Hal demikian menurutnya, juga sama halnya dengan pembiaran adanya ajang untuk mengumpulkan pundi-pundi keuntungan dari sumber Anggaran Pendapatan dan Belanja Daerah (APBD) maupun Anggaran Pendapatan dan Belanja Negara (APBN).

"Hal demikian jelas saja, karena dari hasil penyidikan sampai persidangan di Pengadilan Negeri Tipikor Pekanbaru, membuktikan adanya kompromisasi antara legislatif dan ekskutif dalam hal mengamankan pos-pos korupsi anggaran PON," tukasnya.

Memang, demikian Triono, menurut pengakuan dari saksi persidangan antara pemerintah dan pihak anggota Dewan Perwakilan Rakyat Daerah (DPRD) Riau yang saling buang badan bahwa uang lelah tersebut adalah permintaan dari Anggota Panitia Khusus (Pansus) DPRD Riau.

"Namun, menurut hemat kami (Fitra Riau) antara legislatif dan ekskutif sama saja mengharapakan keuntungan dari proyek PON," ucapnya.

Secara logika akal sehat misalnya, kalau anggaran yang diajukan oleh pemerintah (Pemprov Riau) untuk menambah anggaran pembangunan arena menembak tidak di "mark-up", atau dengan tujuan semata untuk pelaksanaan PON, Anggota Pansus tentu tidak akan meminta "uang lelah", katanya.

"Nah, di sana terlihat bahwa adanya kompromisasi antara ekskutif dan legislatif dalam me-'mark-up' anggaran APBD," ujarnya.

Bayangkan saja, kata dia, dari pagu anggaran awal yang sebesar Rp44,9 miliar, mau ditambah lagi Rp19 miliar, hal demikian tentunya sangat tidak wajar.

"Secara regulasi itu sudah melebihi batas 10 persen eskalase menurut Peraturan Pemerintah (PP) 54 tahun 2010," ucapnya, menegaskan.

Sebaliknya, lanjut dia, apabila dikatakan juga dalam persidangan bahwa anggota DPRD selalu meminta "uang lelah" dalam proses pengesahan peraturan daerah (perda), tentunya para legislator mengetahui kalau anggaran yang diajukan melalui perda itu telah dilakukan pengelembungan.

"Yang jelas, kalau seperti ini model dan karakter ekskutif dan legislatif di Riau, sebesar apapun APBD tidak akan pernah cukup dan mampu membangun kesejahteraan bagi rakyat Riau," katanya.

Oleh karenanya, demikian Triono, dalam pola penganggaran di Riau, apapun anggaran dan besarannya, tidak terlepas dari oligarki antara legislatif, ekskutif dan kontraktor yang melakukan kompromisasi dalam politik anggaran.
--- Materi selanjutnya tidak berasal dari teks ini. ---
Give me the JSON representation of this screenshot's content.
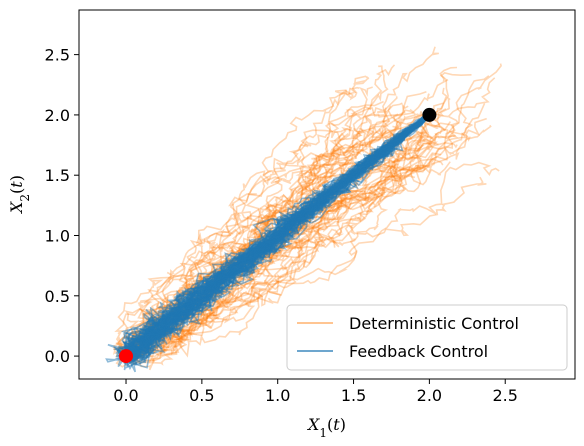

Kasus suap PON Riau sejauh ini telah menetapkan sejumlah tersangka, mulai dari kalangan legislatif, eksekutif maupun kontraktor pengerja proyek fasilitas penunjang event olahraga nasional itu.

Komisi Pemberantasan Korupsi (KPK) yang menangani kasus ini sejak awal juga terus melakukan penyelidikan dan penyidikan terhadap sejumlah alat bukti dan para saksi yang terus dihadirkan dalam persidangan lanjutan para tersangka kasus tersebut.